Access To My Humanity

Partrick Ridge, Mount Veeder Appellation, Napa Valley, California, USA

March 10, 2021



This essay, Cleaning Up The Past: Access To My Humanity, is the companion piece to I am indebted to Aaron Bartlett who inspired this conversation.



When I require an access to my past (ie on those occasions when it's actually useful to have an access to the past), I imagine my life as a made-for-TV reality show. That means everything I've ever said and done (and I do mean everything)  has been recorded on both audio and video, and archived. So when the tape is rolled for an audience of one ie moi, it's all there in painstaking, graphic detail on the small screen (or up on the big silver screen, depending on which medium I watch it on).

The take-away from watching my past play out on the screen as a reality show, is I'm OK with most of the actually-happened recorded scenes ie I'm OK with the way I acted. Other actually-happened recorded scenes sadden me. They're those in which I'm not  OK with the way I acted. And what's compelling about watching my life as a reality show, is that its action-replays on the screen leave me with no doubt that every scene actually did happen. So whether I'm OK with what I did or whether I'm not OK with it, I did it. There's no way to avoid the things I'm not OK with ie the things I did in inauthentic, inconsiderate, callous moments. I can't edit them out and pretend they didn't happen. The show doesn't only have scenes in which I'm OK with what I did. The evidence is conclusive. It's all caught on tape - so to speak.

At some point in the conversation for transformation, the gravity of cleaning up the past pulls ever more relentlessly until it's impossible to avoid and not confront. Avoiding life's clarion call to clean up the past, only serves to constrain our ability to move freely ahead transformed in life - as if one's foot's been nailed to the floor.

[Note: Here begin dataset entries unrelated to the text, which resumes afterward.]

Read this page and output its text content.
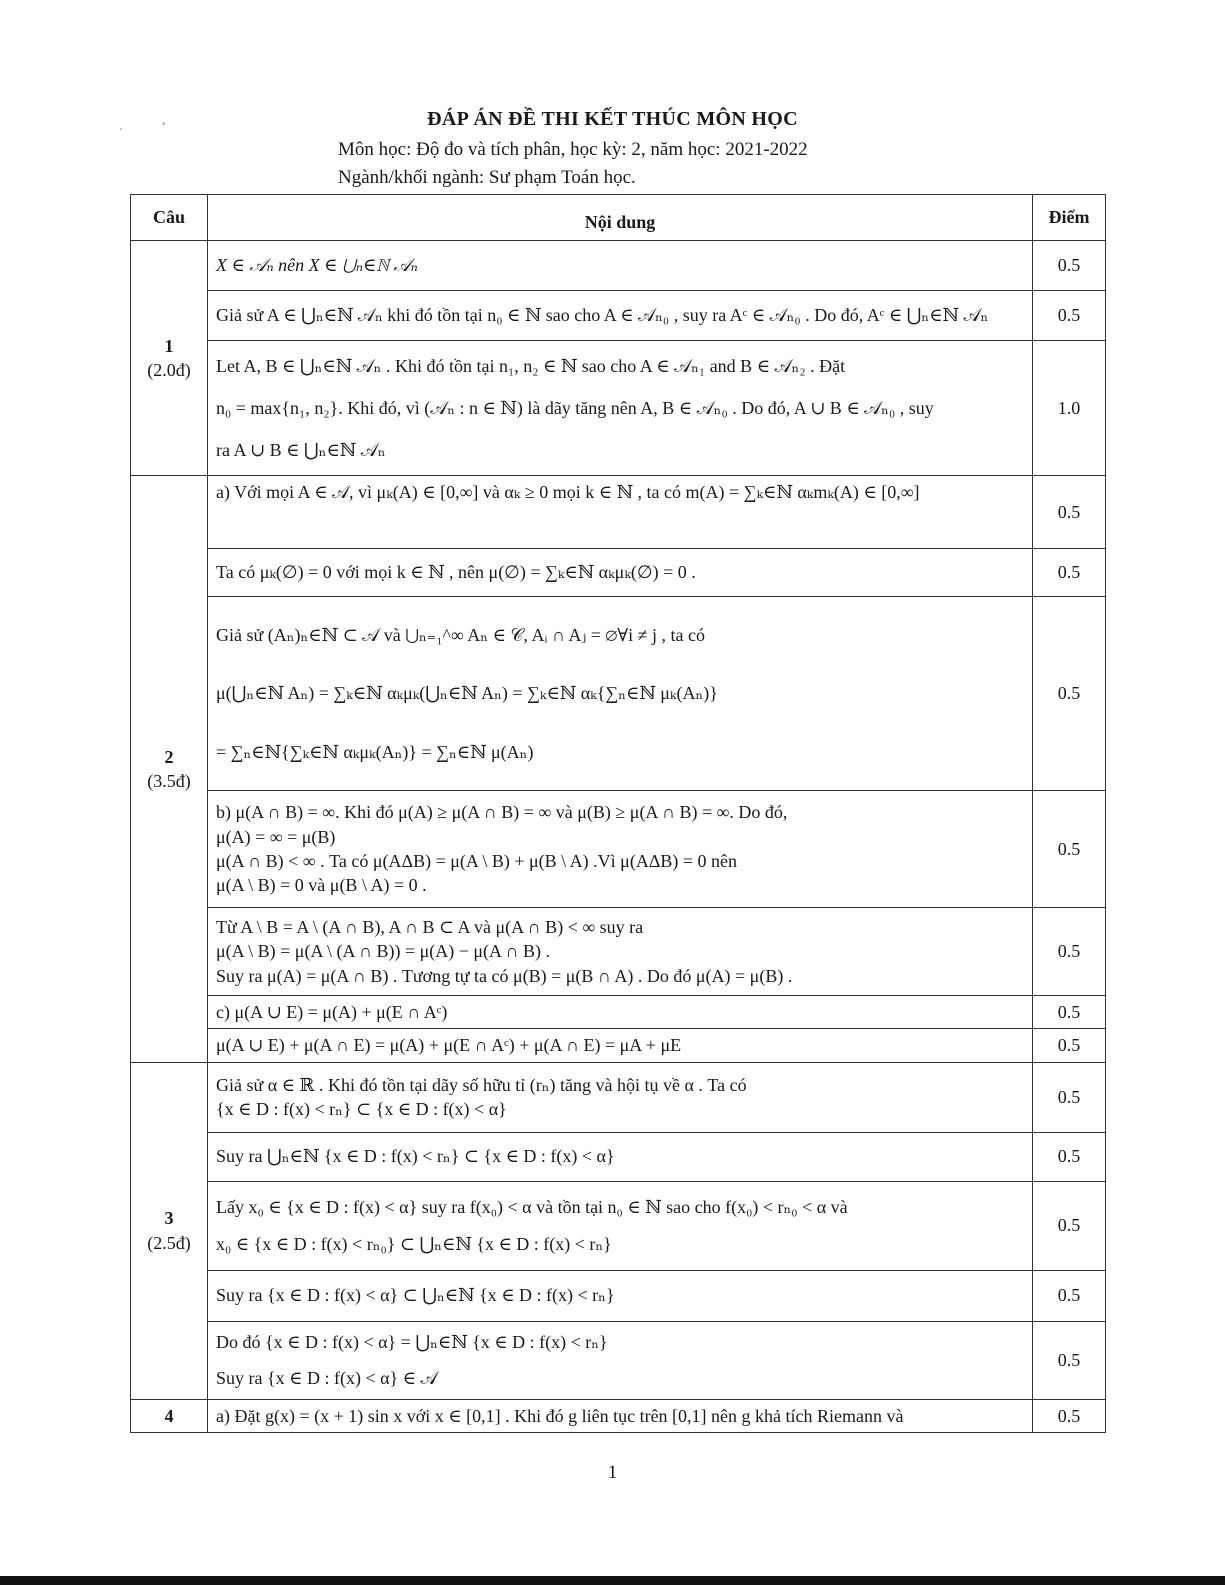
ĐÁP ÁN ĐỀ THI KẾT THÚC MÔN HỌC
Môn học: Độ đo và tích phân, học kỳ: 2, năm học: 2021-2022
Ngành/khối ngành: Sư phạm Toán học.
Câu	Nội dung	Điểm

1
(2.0đ)	X ∈ 𝒜ₙ nên X ∈ ⋃ₙ∈ℕ 𝒜ₙ	0.5
	Giả sử A ∈ ⋃ₙ∈ℕ 𝒜ₙ khi đó tồn tại n₀ ∈ ℕ sao cho A ∈ 𝒜ₙ₀ , suy ra Aᶜ ∈ 𝒜ₙ₀ . Do đó, Aᶜ ∈ ⋃ₙ∈ℕ 𝒜ₙ	0.5

	Let A, B ∈ ⋃ₙ∈ℕ 𝒜ₙ . Khi đó tồn tại n₁, n₂ ∈ ℕ sao cho A ∈ 𝒜ₙ₁ and B ∈ 𝒜ₙ₂ . Đặt
n₀ = max{n₁, n₂}. Khi đó, vì (𝒜ₙ : n ∈ ℕ) là dãy tăng nên A, B ∈ 𝒜ₙ₀ . Do đó, A ∪ B ∈ 𝒜ₙ₀ , suy
ra A ∪ B ∈ ⋃ₙ∈ℕ 𝒜ₙ	1.0

2
(3.5đ)	a) Với mọi A ∈ 𝒜, vì μₖ(A) ∈ [0,∞] và αₖ ≥ 0 mọi k ∈ ℕ , ta có m(A) = ∑ₖ∈ℕ αₖmₖ(A) ∈ [0,∞]	0.5
	Ta có μₖ(∅) = 0 với mọi k ∈ ℕ , nên μ(∅) = ∑ₖ∈ℕ αₖμₖ(∅) = 0 .	0.5

	Giả sử (Aₙ)ₙ∈ℕ ⊂ 𝒜 và ⋃ₙ₌₁^∞ Aₙ ∈ 𝒞, Aᵢ ∩ Aⱼ = ∅∀i ≠ j , ta có
μ(⋃ₙ∈ℕ Aₙ) = ∑ₖ∈ℕ αₖμₖ(⋃ₙ∈ℕ Aₙ) = ∑ₖ∈ℕ αₖ{∑ₙ∈ℕ μₖ(Aₙ)}
= ∑ₙ∈ℕ{∑ₖ∈ℕ αₖμₖ(Aₙ)} = ∑ₙ∈ℕ μ(Aₙ)	0.5

	b) μ(A ∩ B) = ∞. Khi đó μ(A) ≥ μ(A ∩ B) = ∞ và μ(B) ≥ μ(A ∩ B) = ∞. Do đó,
μ(A) = ∞ = μ(B)
μ(A ∩ B) < ∞ . Ta có μ(AΔB) = μ(A \ B) + μ(B \ A) .Vì μ(AΔB) = 0 nên
μ(A \ B) = 0 và μ(B \ A) = 0 .	0.5

	Từ A \ B = A \ (A ∩ B), A ∩ B ⊂ A và μ(A ∩ B) < ∞ suy ra
μ(A \ B) = μ(A \ (A ∩ B)) = μ(A) − μ(A ∩ B) .
Suy ra μ(A) = μ(A ∩ B) . Tương tự ta có μ(B) = μ(B ∩ A) . Do đó μ(A) = μ(B) .	0.5
	c) μ(A ∪ E) = μ(A) + μ(E ∩ Aᶜ)	0.5
	μ(A ∪ E) + μ(A ∩ E) = μ(A) + μ(E ∩ Aᶜ) + μ(A ∩ E) = μA + μE	0.5

3
(2.5đ)	Giả sử α ∈ ℝ . Khi đó tồn tại dãy số hữu tỉ (rₙ) tăng và hội tụ về α . Ta có
{x ∈ D : f(x) < rₙ} ⊂ {x ∈ D : f(x) < α}	0.5
	Suy ra ⋃ₙ∈ℕ {x ∈ D : f(x) < rₙ} ⊂ {x ∈ D : f(x) < α}	0.5

	Lấy x₀ ∈ {x ∈ D : f(x) < α} suy ra f(x₀) < α và tồn tại n₀ ∈ ℕ sao cho f(x₀) < rₙ₀ < α và
x₀ ∈ {x ∈ D : f(x) < rₙ₀} ⊂ ⋃ₙ∈ℕ {x ∈ D : f(x) < rₙ}	0.5
	Suy ra {x ∈ D : f(x) < α} ⊂ ⋃ₙ∈ℕ {x ∈ D : f(x) < rₙ}	0.5

	Do đó {x ∈ D : f(x) < α} = ⋃ₙ∈ℕ {x ∈ D : f(x) < rₙ}
Suy ra {x ∈ D : f(x) < α} ∈ 𝒜	0.5

4	a) Đặt g(x) = (x + 1) sin x với x ∈ [0,1] . Khi đó g liên tục trên [0,1] nên g khả tích Riemann và	0.5
1
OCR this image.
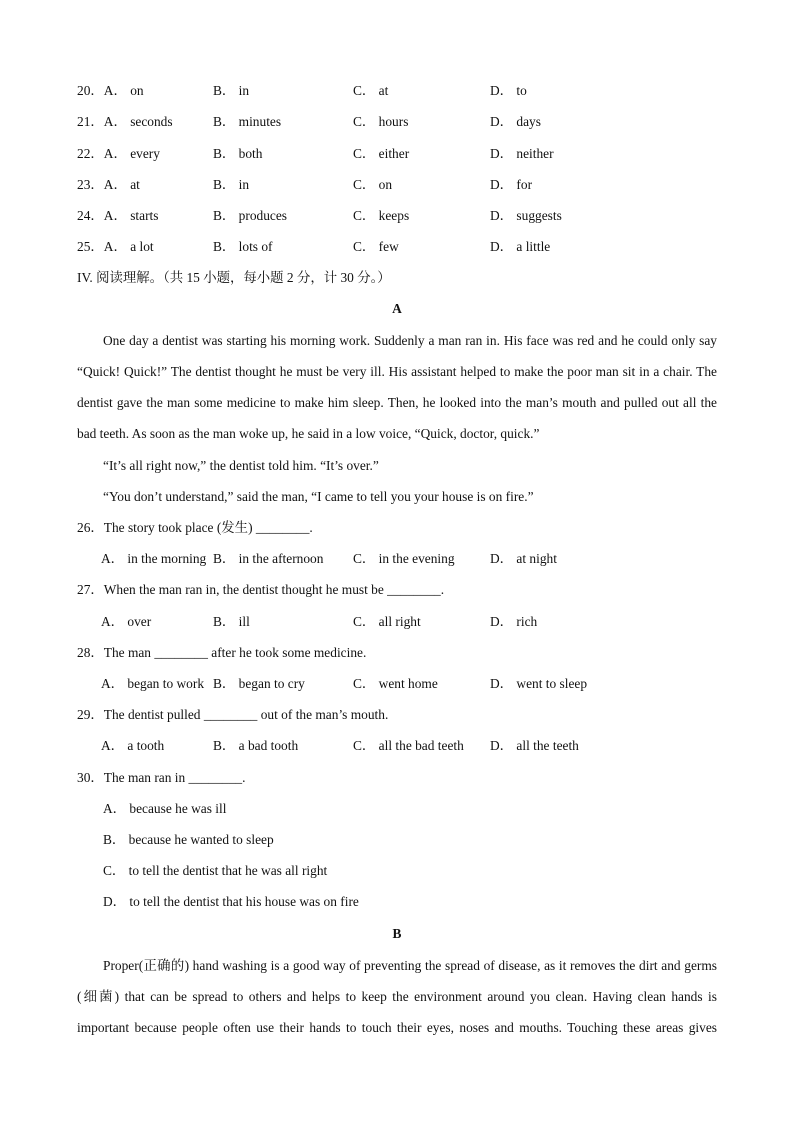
20．A． on	B． in	C． at	D． to
21．A． seconds	B． minutes	C． hours	D． days
22．A． every	B． both	C． either	D． neither
23．A． at	B． in	C． on	D． for
24．A． starts	B． produces	C． keeps	D． suggests
25．A． a lot	B． lots of	C． few	D． a little
IV. 阅读理解。（共 15 小题，每小题 2 分，计 30 分。）
A
One day a dentist was starting his morning work. Suddenly a man ran in. His face was red and he could only say “Quick! Quick!” The dentist thought he must be very ill. His assistant helped to make the poor man sit in a chair. The dentist gave the man some medicine to make him sleep. Then, he looked into the man’s mouth and pulled out all the bad teeth. As soon as the man woke up, he said in a low voice, “Quick, doctor, quick.”
“It’s all right now,” the dentist told him. “It’s over.”
“You don’t understand,” said the man, “I came to tell you your house is on fire.”
26．The story took place (发生) ________.
A． in the morning B． in the afternoon C． in the evening	D． at night
27．When the man ran in, the dentist thought he must be ________.
A． over	B． ill	C． all right	D． rich
28．The man ________ after he took some medicine.
A． began to work B． began to cry	C． went home	D． went to sleep
29．The dentist pulled ________ out of the man’s mouth.
A． a tooth	B． a bad tooth	C． all the bad teeth D． all the teeth
30．The man ran in ________.
A． because he was ill
B． because he wanted to sleep
C． to tell the dentist that he was all right
D． to tell the dentist that his house was on fire
B
Proper(正确的) hand washing is a good way of preventing the spread of disease, as it removes the dirt and germs (细菌) that can be spread to others and helps to keep the environment around you clean. Having clean hands is important because people often use their hands to touch their eyes, noses and mouths. Touching these areas gives
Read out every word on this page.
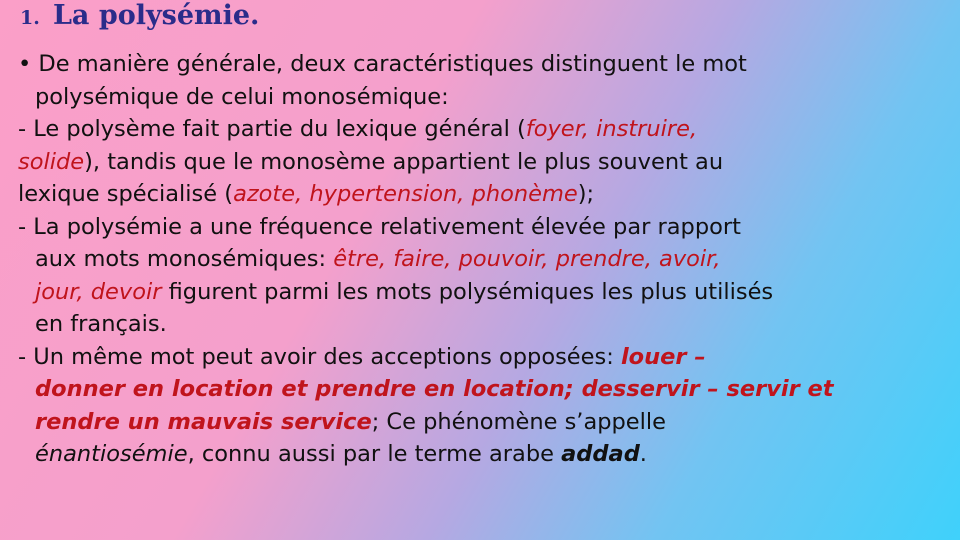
1. La polysémie.
• De manière générale, deux caractéristiques distinguent le mot
polysémique de celui monosémique:
- Le polysème fait partie du lexique général (foyer, instruire,
solide), tandis que le monosème appartient le plus souvent au
lexique spécialisé (azote, hypertension, phonème);
- La polysémie a une fréquence relativement élevée par rapport
aux mots monosémiques: être, faire, pouvoir, prendre, avoir,
jour, devoir figurent parmi les mots polysémiques les plus utilisés
en français.
- Un même mot peut avoir des acceptions opposées: louer –
donner en location et prendre en location; desservir – servir et
rendre un mauvais service; Ce phénomène s’appelle
énantiosémie, connu aussi par le terme arabe addad.
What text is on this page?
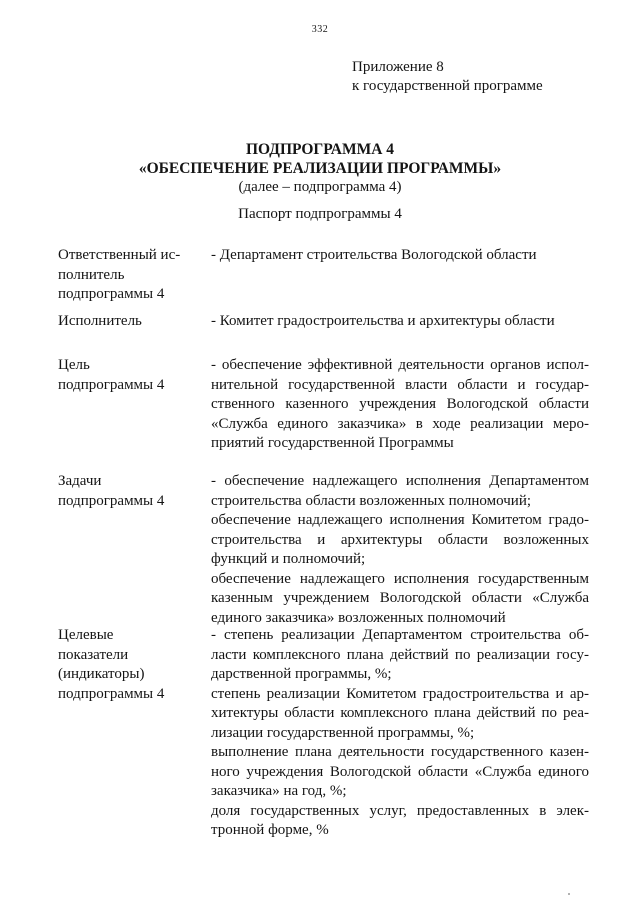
332
Приложение 8
к государственной программе
ПОДПРОГРАММА 4
«ОБЕСПЕЧЕНИЕ РЕАЛИЗАЦИИ ПРОГРАММЫ»
(далее – подпрограмма 4)
Паспорт подпрограммы 4
Ответственный ис-
полнитель
подпрограммы 4
- Департамент строительства Вологодской области
Исполнитель	- Комитет градостроительства и архитектуры области
Цель
подпрограммы 4
- обеспечение эффективной деятельности органов испол-
нительной государственной власти области и государ-
ственного казенного учреждения Вологодской области
«Служба единого заказчика» в ходе реализации меро-
приятий государственной Программы
Задачи
подпрограммы 4
- обеспечение надлежащего исполнения Департаментом
строительства области возложенных полномочий;
обеспечение надлежащего исполнения Комитетом градо-
строительства и архитектуры области возложенных
функций и полномочий;
обеспечение надлежащего исполнения государственным
казенным учреждением Вологодской области «Служба
единого заказчика» возложенных полномочий
Целевые
показатели
(индикаторы)
подпрограммы 4
- степень реализации Департаментом строительства об-
ласти комплексного плана действий по реализации госу-
дарственной программы, %;
степень реализации Комитетом градостроительства и ар-
хитектуры области комплексного плана действий по реа-
лизации государственной программы, %;
выполнение плана деятельности государственного казен-
ного учреждения Вологодской области «Служба единого
заказчика» на год, %;
доля государственных услуг, предоставленных в элек-
тронной форме, %
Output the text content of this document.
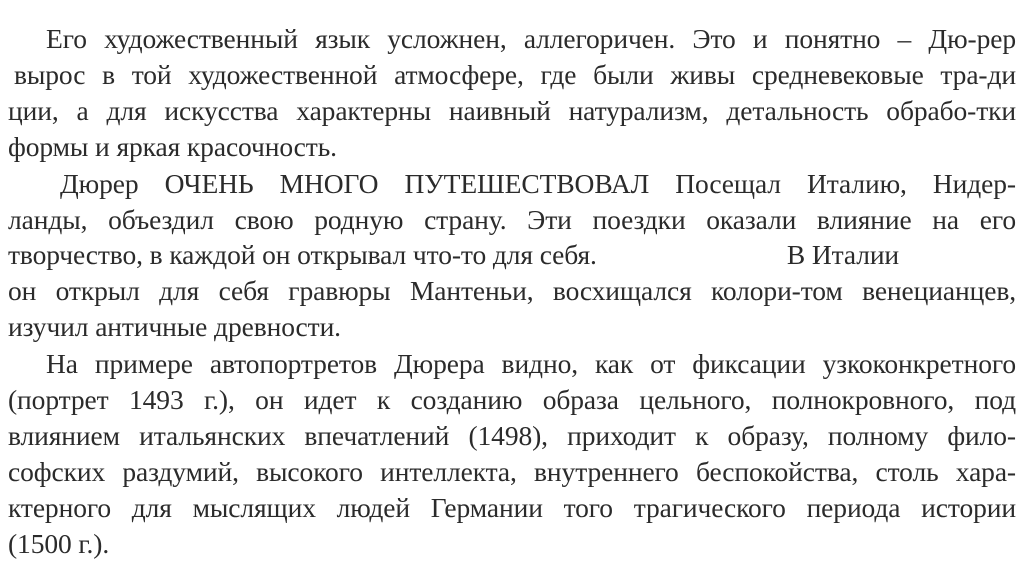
Его художественный язык усложнен, аллегоричен. Это и понятно – Дю-рер
вырос в той художественной атмосфере, где были живы средневековые тра-ди
ции, а для искусства характерны наивный натурализм, детальность обрабо-тки
формы и яркая красочность.
Дюрер ОЧЕНЬ МНОГО ПУТЕШЕСТВОВАЛ Посещал Италию, Нидер-
ланды, объездил свою родную страну. Эти поездки оказали влияние на его
творчество, в каждой он открывал что-то для себя.	В Италии
он открыл для себя гравюры Мантеньи, восхищался колори-том венецианцев,
изучил античные древности.
На примере автопортретов Дюрера видно, как от фиксации узкоконкретного
(портрет 1493 г.), он идет к созданию образа цельного, полнокровного, под
влиянием итальянских впечатлений (1498), приходит к образу, полному фило-
софских раздумий, высокого интеллекта, внутреннего беспокойства, столь хара-
ктерного для мыслящих людей Германии того трагического периода истории
(1500 г.).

In the interests of processing through and cleaning up my past, I've engaged in two distinct inquiries after watching the action-replays of my reality-show life. The first is cleaning up whatever there is to clean up with other people ie those with whom I've acted inauthentically, inconsiderately, callously. The second is cleaning up whatever there is to clean up with myself, and the ways I've overly judged / been dramatically critical of myself and what I did with which I'm not OK. Listen: cleaning up the past is no trivial exercise, either with others or with yourself. It takes bravery, courage, guts, and a certain verve  to be so honest. But it's more than that ie there's more at stake here, much  more: cleaning up the past is the closest a human being can get to their own humanity.

In cleaning up whatever there is to clean up with others, what I've found works best is contacting all of those with whom the action replays show me being inauthentic, inconsiderate, callous, and / or leaving them incomplete. And if they're no longer alive or if they're simply untraceable, then calling them up in my own experiential space  (if you will) works (with a little practice, this is a marvelous tool to master, allowing us to be in communication with anyone, from any time, anywhere). To clean up the past with them, is to 'fess up to what I did, to own it, to apologize and be forgiven, to accept and be accepted, to compensate, to 'fess up and be 'fessed up to but not to justify, and where possible, to make corrections, amends, and reparations for it. That's what it takes to clean up the past with others.

But it's in cleaning up whatever there is to clean up with myself  and with what I've done with which I'm not OK, that I've discovered (this is so interesting) that many of the usual go-to  actions (ie apologizing and being forgiven, accepting and being accepted, compensating, 'fessing up and being 'fessed up to) only work to a certain degree. What works definitively with myself, is telling myself this bone-numbing, non-judgemental, non-critical, simple flat-footed truth: "What I did was not OK" - period. It's a mano y mano  conversation with myself, the result of which is the restoration of my power and dignity, and the cessation of the struggle with the past. It's also a way of getting back in touch with my human-ness, a way like no other I know to re-access my own humanity (for which I thank you profoundly, Werner).